The first test was performed using one radio in the house and the other outside in my local area that is a mixture of buildings and open space. I managed about one mile and I was very impressed with the quality of the signal strength most of the way round. Audio quality from these little radios is amazing. Very crisp and clear to say the speakers are so small. The volume levels are sufficient for most applications and if you are somewhere noisy you can always try the ‘call’ button on the front of the radio. Pressing this makes the other receiving radio ring like a telephone. The ringer level is unfortunately dependent on the level of the volume on the set. I would have preferred this to be at a fixed level regardless of the volume of the speaker because you could miss a call if it was in your pocket but I guess you can’t have everything!
Trying the radios in open space along our local seafront revealed a far greater range than 2 miles with good strong signals. This shows the potential of the band given the right conditions. Living by the coast, I would be very interested to set up two radios several miles down the coast across the water (we live in a bay that curves round). Monitoring the bands in this situation would result in some very long distance contacts. I know this because I have taken a scanner with me up to the cliff tops and heard PMR 446 users more than 5-7 miles away!
The other features worth mentioning include the provision of a speaker-mic socket. Cobra and several other manufacturers make suitable microphones for this radio as it is a standard fitting. This could be of use for those people who would prefer to leave the rig in their pocket whilst in operation.

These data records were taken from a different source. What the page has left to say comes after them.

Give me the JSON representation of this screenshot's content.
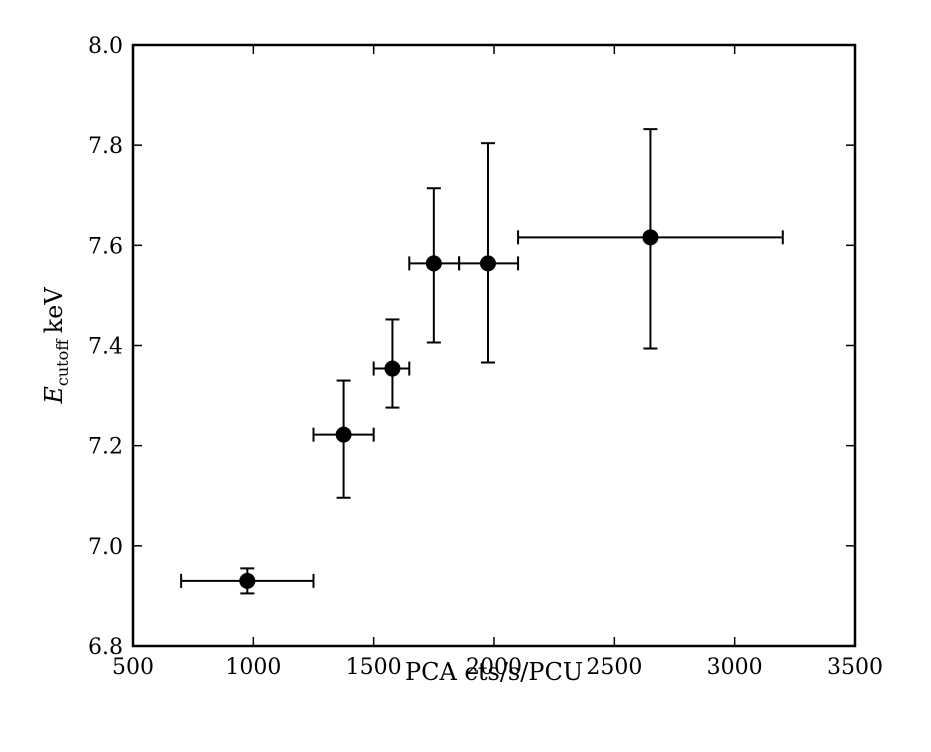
{
  "chart_data": {
    "type": "scatter",
    "xlabel": "PCA cts/s/PCU",
    "ylabel": {
      "symbol": "E",
      "subscript": "cutoff",
      "unit": "keV"
    },
    "xlim": [
      500,
      3500
    ],
    "ylim": [
      6.8,
      8.0
    ],
    "xticks": [
      500,
      1000,
      1500,
      2000,
      2500,
      3000,
      3500
    ],
    "yticks": [
      6.8,
      7.0,
      7.2,
      7.4,
      7.6,
      7.8,
      8.0
    ],
    "xtick_labels": [
      "500",
      "1000",
      "1500",
      "2000",
      "2500",
      "3000",
      "3500"
    ],
    "ytick_labels": [
      "6.8",
      "7.0",
      "7.2",
      "7.4",
      "7.6",
      "7.8",
      "8.0"
    ],
    "grid": false,
    "marker_color": "#000000",
    "points": [
      {
        "x": 975,
        "y": 6.93,
        "xerr": [
          700,
          1250
        ],
        "yerr": [
          6.905,
          6.955
        ]
      },
      {
        "x": 1375,
        "y": 7.222,
        "xerr": [
          1250,
          1500
        ],
        "yerr": [
          7.096,
          7.33
        ]
      },
      {
        "x": 1578,
        "y": 7.354,
        "xerr": [
          1500,
          1648
        ],
        "yerr": [
          7.276,
          7.452
        ]
      },
      {
        "x": 1750,
        "y": 7.564,
        "xerr": [
          1648,
          1855
        ],
        "yerr": [
          7.406,
          7.714
        ]
      },
      {
        "x": 1975,
        "y": 7.564,
        "xerr": [
          1855,
          2100
        ],
        "yerr": [
          7.366,
          7.804
        ]
      },
      {
        "x": 2650,
        "y": 7.616,
        "xerr": [
          2100,
          3200
        ],
        "yerr": [
          7.394,
          7.832
        ]
      }
    ]
  }
}
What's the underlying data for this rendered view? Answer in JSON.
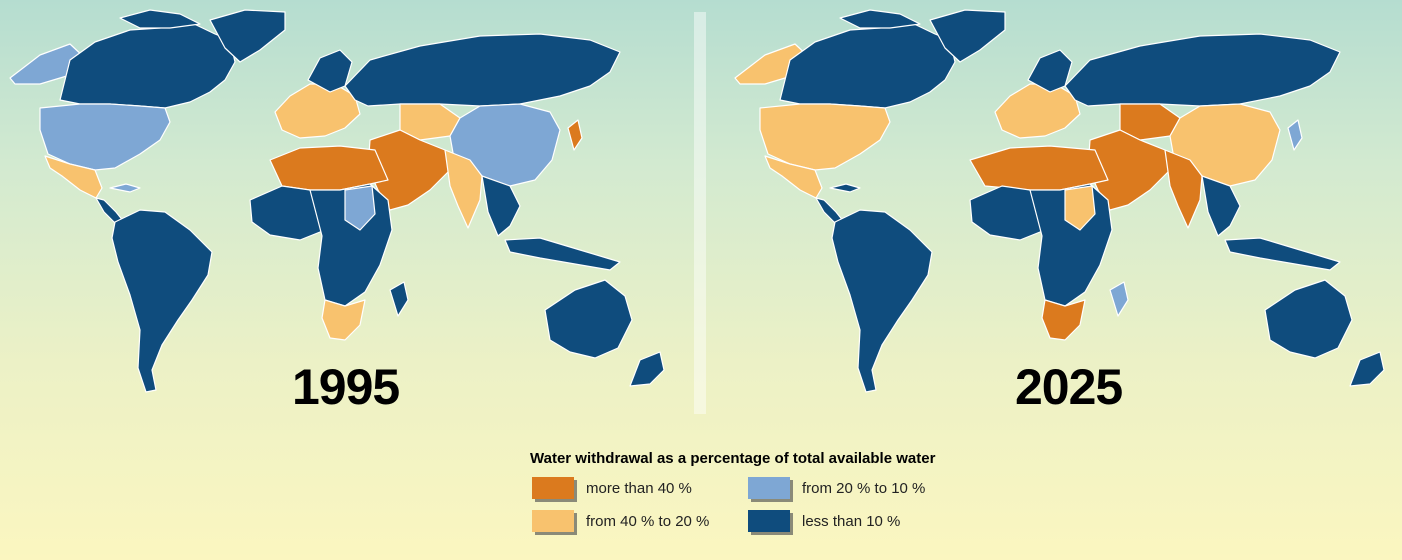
{
  "maps": [
    {
      "year": "1995"
    },
    {
      "year": "2025"
    }
  ],
  "legend": {
    "title": "Water withdrawal as a percentage of total available water",
    "items": [
      {
        "label": "more than 40 %",
        "color": "#db7a1e"
      },
      {
        "label": "from 40 % to 20 %",
        "color": "#f8c26e"
      },
      {
        "label": "from 20 % to 10 %",
        "color": "#7ea7d4"
      },
      {
        "label": "less than 10 %",
        "color": "#0f4c7d"
      }
    ]
  }
}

Another nice touch is the roger beep tone. This can be switched on or off. When in use it helps the other user know when you have finished talking under difficult conditions. It’s actually a dual tone sound lasting for about quarter of a second and gives quite a pleasant sound.
Just above the PTT bar is a small button labeled with an “M”. This is the monitor button (it actually doubles up to activate the backlight). Keeping this button depressed releases the squelch of the radio. This could be handy if you are operating at long range and the squelch doesn’t open because the signal is too weak. You might be able to hear the other user enough to make a contact that normally wouldn’t be possible.
Finally, there is an LCD backlit for operation in the dark provided by two green LEDs. Whilst this works satisfactorily I believe Cobra could have positioned them a little better to get the optimum lighting.
A brilliant PMR 446 radio! Lots of great features, good sound quality, surprising range and build quality. Not cheap at around £80 per radio but if you are serious about short range communications then this could be the one to go for. It’s aimed at both leisure activities and business applications although I can imagine leisure use to be the most obvious purchase for a radio of this type.